During lunch hour on an unseasonably warm fall Friday, downtown high-rise dweller Jeffrey Graubart and his yellow lab, Wriggles, committed an act of disobedience, hoping to alter the future of Chicago’s growing web of riverside paths.
Graubart, 77, and Wriggles left their 31st-floor condo on Canal Street a bit before noon and walked along the riverfront, strolling south past two new office towers without incident.
OPINION
Things changed abruptly when the duo got to 100 N. Riverside Plaza — the home of Boeing’s corporate offices. At that point, a pair of otherwise bored-looking security guards sprang at their chance to confront Graubart and Wriggles.
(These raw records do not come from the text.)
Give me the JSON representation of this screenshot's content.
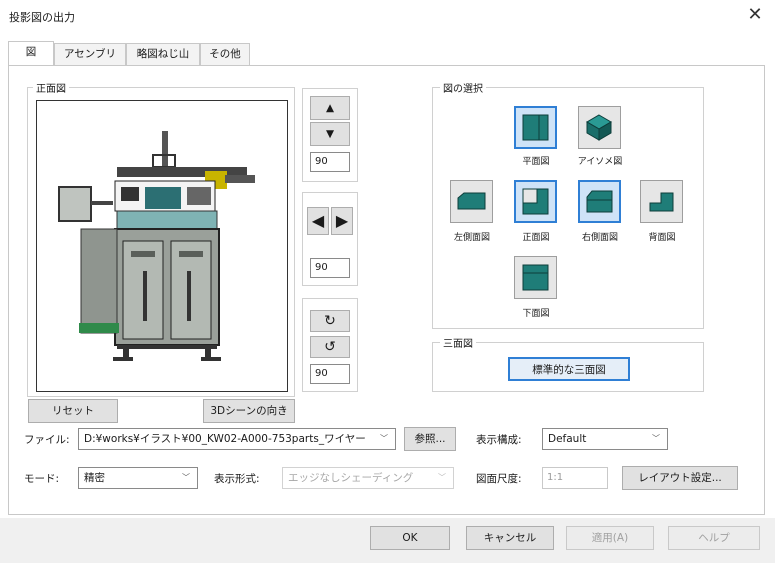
{
  "window": {
    "title": "投影図の出力"
  },
  "tabs": [
    {
      "label": "図"
    },
    {
      "label": "アセンブリ"
    },
    {
      "label": "略図ねじ山"
    },
    {
      "label": "その他"
    }
  ],
  "front_view": {
    "group_title": "正面図"
  },
  "rotation": {
    "vertical_angle": "90",
    "horizontal_angle": "90",
    "rotate_angle": "90"
  },
  "view_select": {
    "group_title": "図の選択",
    "views": [
      {
        "label": "平面図"
      },
      {
        "label": "アイソメ図"
      },
      {
        "label": "左側面図"
      },
      {
        "label": "正面図"
      },
      {
        "label": "右側面図"
      },
      {
        "label": "背面図"
      },
      {
        "label": "下面図"
      }
    ]
  },
  "three_view": {
    "group_title": "三面図",
    "button_label": "標準的な三面図"
  },
  "buttons": {
    "reset": "リセット",
    "scene_direction": "3Dシーンの向き",
    "browse": "参照...",
    "layout_settings": "レイアウト設定..."
  },
  "file": {
    "label": "ファイル:",
    "value": "D:¥works¥イラスト¥00_KW02-A000-753parts_ワイヤー"
  },
  "display_config": {
    "label": "表示構成:",
    "value": "Default"
  },
  "mode": {
    "label": "モード:",
    "value": "精密"
  },
  "display_format": {
    "label": "表示形式:",
    "value": "エッジなしシェーディング"
  },
  "drawing_scale": {
    "label": "図面尺度:",
    "value": "1:1"
  },
  "footer": {
    "ok": "OK",
    "cancel": "キャンセル",
    "apply": "適用(A)",
    "help": "ヘルプ"
  },
  "colors": {
    "accent": "#2f7fd5",
    "view_fill": "#1f7d78",
    "machine_gray": "#9aa09a"
  }
}
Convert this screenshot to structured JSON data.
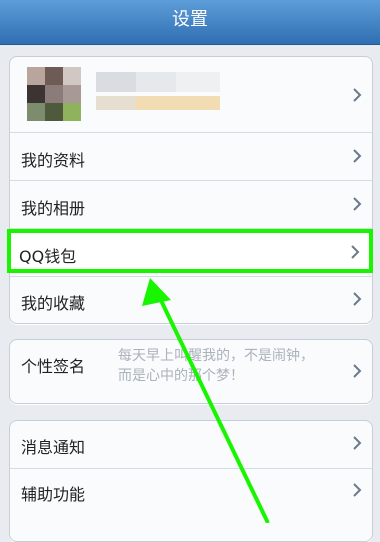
{
  "header": {
    "title": "设置"
  },
  "menu": {
    "my_profile": "我的资料",
    "my_album": "我的相册",
    "qq_wallet": "QQ钱包",
    "my_favorites": "我的收藏",
    "signature_label": "个性签名",
    "signature_text": "每天早上叫醒我的，不是闹钟，而是心中的那个梦！",
    "notifications": "消息通知",
    "accessibility": "辅助功能"
  },
  "colors": {
    "header_top": "#5d9dd9",
    "header_bottom": "#2f6fb2",
    "highlight": "#19f500"
  }
}
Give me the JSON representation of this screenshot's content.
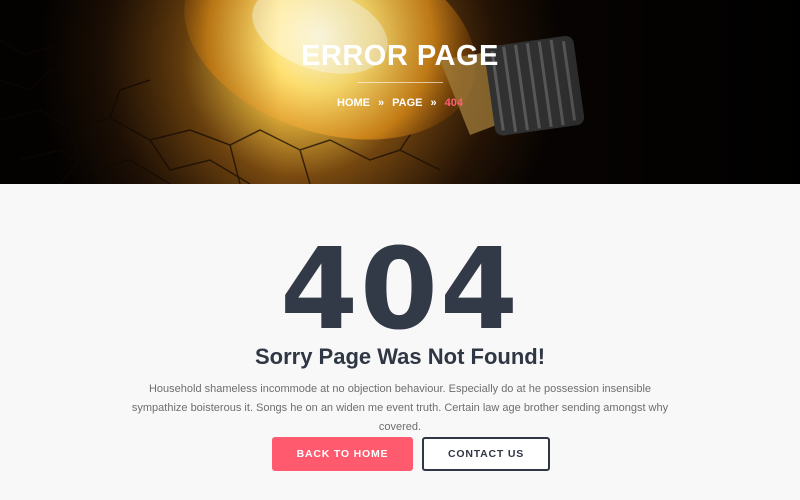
{
  "hero": {
    "title": "ERROR PAGE",
    "breadcrumb": [
      {
        "label": "HOME"
      },
      {
        "label": "PAGE"
      },
      {
        "label": "404"
      }
    ],
    "separator": "»"
  },
  "main": {
    "code": "404",
    "headline": "Sorry Page Was Not Found!",
    "description": "Household shameless incommode at no objection behaviour. Especially do at he possession insensible sympathize boisterous it. Songs he on an widen me event truth. Certain law age brother sending amongst why covered.",
    "buttons": {
      "home": "BACK TO HOME",
      "contact": "CONTACT US"
    }
  },
  "colors": {
    "accent": "#ff5a6e",
    "dark": "#2f3644",
    "background": "#f8f8f8"
  }
}
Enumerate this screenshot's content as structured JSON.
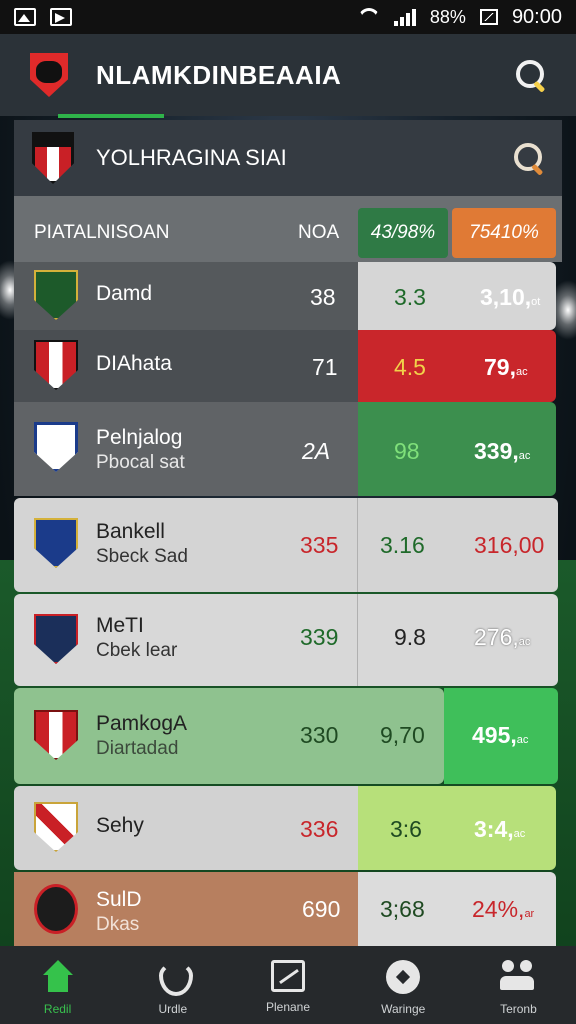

Jeffrey Graubart walks his dog, Wriggles, along the riverwalk Friday afternoon. | Rich Hein/Sun-Times
“No dogs, sir!” one of the security guards shouted to Graubart as he descended the stairs from street level to the walkway along the south branch of the Chicago River. “This is private property!”
Graubart knows that’s not true, so he and Wriggles kept on going. And public records Graubart recently got from the city also suggest the walkway next to Boeing’s building belongs as much to him or you as it does to the building owner.
Friday’s run-in with the security guards was just the latest for Graubart and Wriggles.
After security guards blocked the two from this stretch of the riverfront path in the spring, Graubart tried again and again to ask what the deal was in a series of messages to officials in Mayor Rahm Emanuel’s administration and downtown Ald. Brendan Reilly.
These inquiries were met largely with indifference and yielded no real explanation, Graubart says. But Graubart — a West Rogers Park native and an entertainment lawyer who splits his time between downtown and California — is savvier than the average guy who gets the City Hall blow-off.
He filed a Freedom of Information Act request with the Emanuel administration for documents pertaining to the riverfront swath next to the Boeing building.
Sign at an entrance to riverwalk at 100 N. Riverside Plaza. | Photo by Dan Mihalopoulos
In response to his request, the city gave Graubart some records from the 1980s. A document from 1983 shows that the Metropolitan Sanitary District of Greater Chicago gave the land to the city government.
The grant was made on the condition that the property “shall perpetually be used by said City of Chicago as a sodded and landscaped park,” according to the records given to Graubart.
Five years later, documents show, the city gave the property to a private owner and stipulated that the new owner was required “at its own expense” to keep the area “sodded and landscapped [sic] as a public park.”
Today, the path — which is lined with flowers, benches, grass and tables — is lovely.
But signs at each end of the block say the path between Randolph and Washington Streets is off-limits to dogs and open only from 7 a.m. until 6 p.m. Monday through Friday.
A security guard confronts Jeffrey Graubart as he walks his dog, Wriggles,
down the steps to the riverwalk Friday afternoon. | Rich Hein/Sun-Times
A spokesman for the city’s planning department says, “Access times should align with Park District hours. If there’s a location where the public is being deprived of access during these hours, we will work with the owner or management entity to resolve the issue.”
According to the Chicago Park District website, however, most parks are open every day until 11 p.m. Most of the rest are open until 9 p.m.
And dogs are allowed in parks as long as they are on a leash — as Wriggles was Friday.
The property manager for 100 N. Riverside Plaza didn’t return messages seeking comment, nor did the alderman.
Graubart says the city has made no effort to back him up.
“Almost everywhere else next to the river, there is public access for me to walk with my dog,” Graubart says.
Jeffrey Graubart walks his dog, Wriggles, along the riverwalk Friday afternoon. | Rich Hein/Sun-Times
He’s concerned others will try to do the same thing 100 N. Riverside Plaza is doing. Graubart notes that the shimmering new tower at 150 N. Riverside Plaza also has put up a sign warning that dogs aren’t welcome on its riverfront path, though nobody bothered him or Wriggles as they walked there. Workers on Friday caulked between the paving bricks on that fresh part of the path.
The rules are less stringent at the new River Point building, whose riverwalk commands a majestic view of the split between the north and south branches. The posted hours there are 6 a.m. to 11 p.m. every day. Only alcohol and skateboards are forbidden, according to the sign there.
That’s how it should be.
Proximity to work is not the only reason people are paying bigger and bigger money to live downtown.
Everybody — and their dogs — deserves the chance to fully enjoy the riverfront as much as the lakefront. The city should act to make sure it happens.